The London commuter belt, blah blah blah.
If General Elections were won and lost in the South East, then Michael Howard would have become Prime Minister with a thumping overall majority in 2005. In the days when his party used to win General Elections outright rather than having to be propped up by someone else, then it did so by winning considerable numbers of seats in Scotland, Wales, the North and the Midlands. Those are all much more conservative places than the South East.
By losing first many and then most of those seats, the Conservative Party first nearly and then actually lost power in 1992 and 1997 respectively. Furthermore, the Conservatives’ failure to regain power first at all and then on their own has consisted precisely in their failure to regain those Scottish, Welsh, Northern and Midland seats. By contrast, the Labour gains in the South East in 1997 were just a bonus, and the loss of most of them in 2005 made no real difference. However, the Conservatives, deprived of any significant parliamentary link with the areas that really matter electorally, entirely failed to register this.
The South East is in fact the least conservative part of the country, and precisely for that reason the part most supportive of the party that, as a party and regardless of who might be Leader at any given time, has come to be most committed to neoliberalism, which is the use of economics to entrench social liberalism. Having said that, not even there would there be any popular support for, say, the lunatic scheme to flog off the Health Service.

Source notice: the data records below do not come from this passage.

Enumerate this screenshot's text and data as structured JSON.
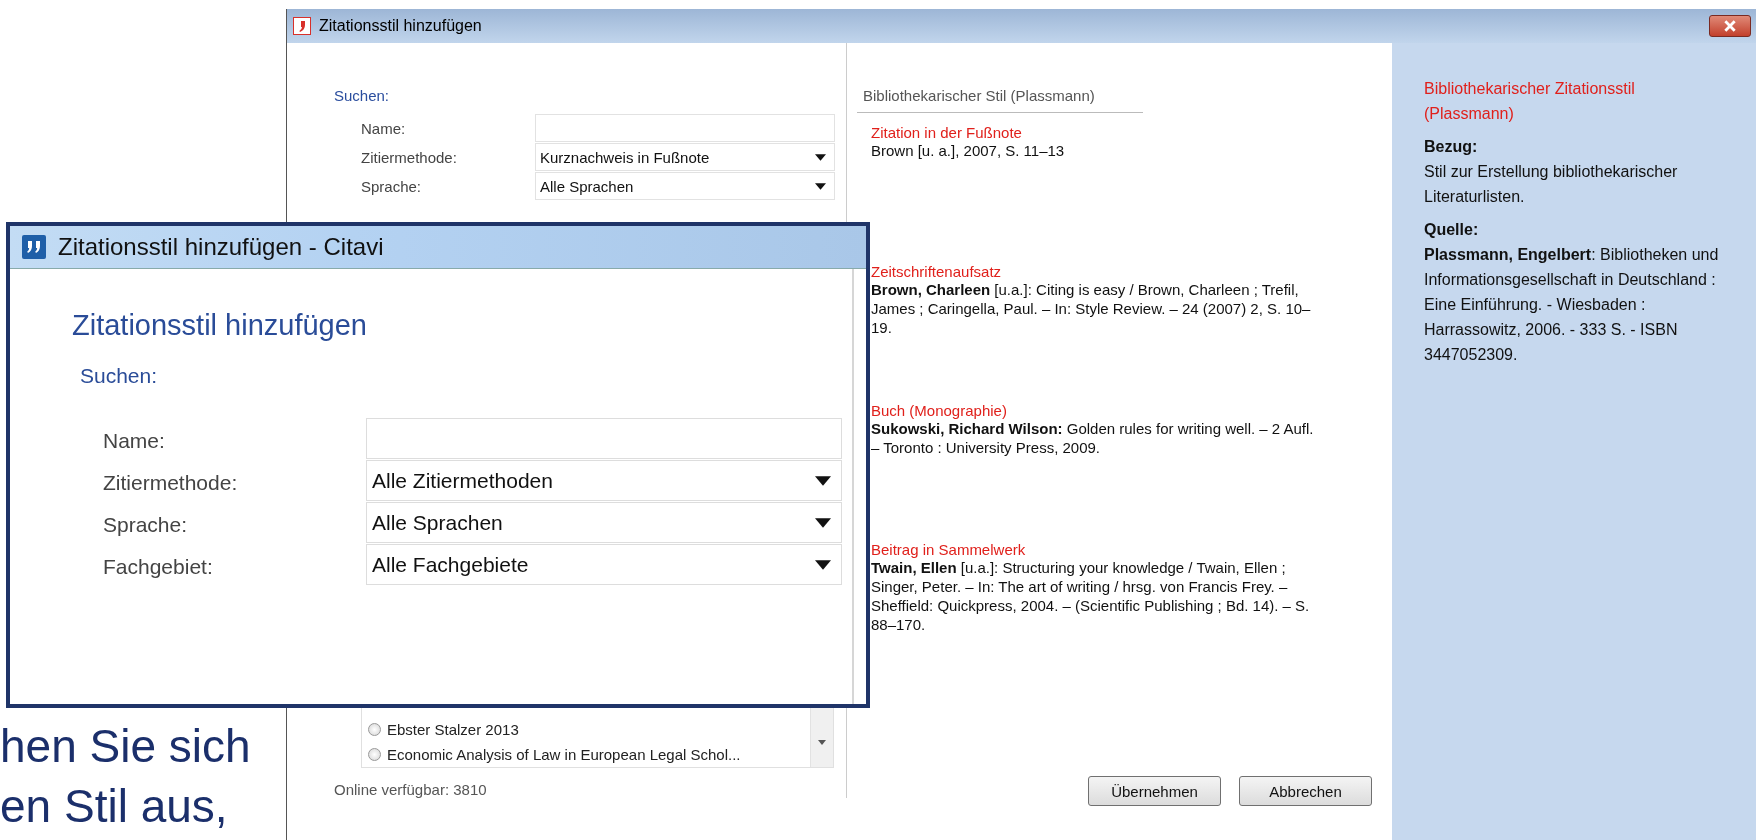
{
  "background_dialog": {
    "title": "Zitationsstil hinzufügen",
    "search_heading": "Suchen:",
    "fields": [
      {
        "label": "Name:",
        "kind": "text"
      },
      {
        "label": "Zitiermethode:",
        "kind": "dropdown",
        "value": "Kurznachweis in Fußnote"
      },
      {
        "label": "Sprache:",
        "kind": "dropdown",
        "value": "Alle Sprachen"
      }
    ],
    "styles": [
      {
        "name": "Ebster Stalzer 2013",
        "selected": false
      },
      {
        "name": "Economic Analysis of Law in European Legal Schol...",
        "selected": false
      }
    ],
    "online_count": "Online verfügbar: 3810",
    "preview": {
      "title": "Bibliothekarischer Stil (Plassmann)",
      "sections": [
        {
          "heading": "Zitation in der Fußnote",
          "text": "Brown [u. a.], 2007, S. 11–13"
        },
        {
          "heading": "Zeitschriftenaufsatz",
          "text": "**Brown, Charleen** [u.a.]: Citing is easy / Brown, Charleen ; Trefil, James ; Caringella, Paul. – In: Style Review. – 24 (2007) 2, S. 10–19."
        },
        {
          "heading": "Buch (Monographie)",
          "text": "**Sukowski, Richard Wilson:** Golden rules for writing well. – 2 Aufl. – Toronto : University Press, 2009."
        },
        {
          "heading": "Beitrag in Sammelwerk",
          "text": "**Twain, Ellen** [u.a.]: Structuring your knowledge / Twain, Ellen ; Singer, Peter. – In: The art of writing / hrsg. von Francis Frey. – Sheffield: Quickpress, 2004. – (Scientific Publishing ; Bd. 14). – S. 88–170."
        }
      ]
    },
    "info": {
      "title": "Bibliothekarischer Zitationsstil (Plassmann)",
      "sections": [
        {
          "heading": "Bezug:",
          "text": "Stil zur Erstellung bibliothekarischer Literaturlisten."
        },
        {
          "heading": "Quelle:",
          "text": "**Plassmann, Engelbert**: Bibliotheken und Informationsgesellschaft in Deutschland : Eine Einführung. - Wiesbaden : Harrassowitz, 2006. - 333 S. - ISBN 3447052309."
        }
      ]
    },
    "buttons": [
      "Übernehmen",
      "Abbrechen"
    ]
  },
  "zoomed_dialog": {
    "title": "Zitationsstil hinzufügen - Citavi",
    "heading": "Zitationsstil hinzufügen",
    "search_heading": "Suchen:",
    "fields": [
      {
        "label": "Name:",
        "kind": "text"
      },
      {
        "label": "Zitiermethode:",
        "kind": "dropdown",
        "value": "Alle Zitiermethoden"
      },
      {
        "label": "Sprache:",
        "kind": "dropdown",
        "value": "Alle Sprachen"
      },
      {
        "label": "Fachgebiet:",
        "kind": "dropdown",
        "value": "Alle Fachgebiete"
      }
    ]
  },
  "slide_text": [
    "hen Sie sich",
    "en Stil aus,"
  ]
}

The Conservative Party, which (even if by proxy) once dominated Scotland and which did quite well both there and in the North until by no means all that long ago, has decided that the presuppositions of the Southern middle classes simply are conservatism and Toryism. Considering what those presuppositions have come to be, that decision is completely absurd. Furthermore, it serves to restrict that party’s appeal to that least conservative corner of this island.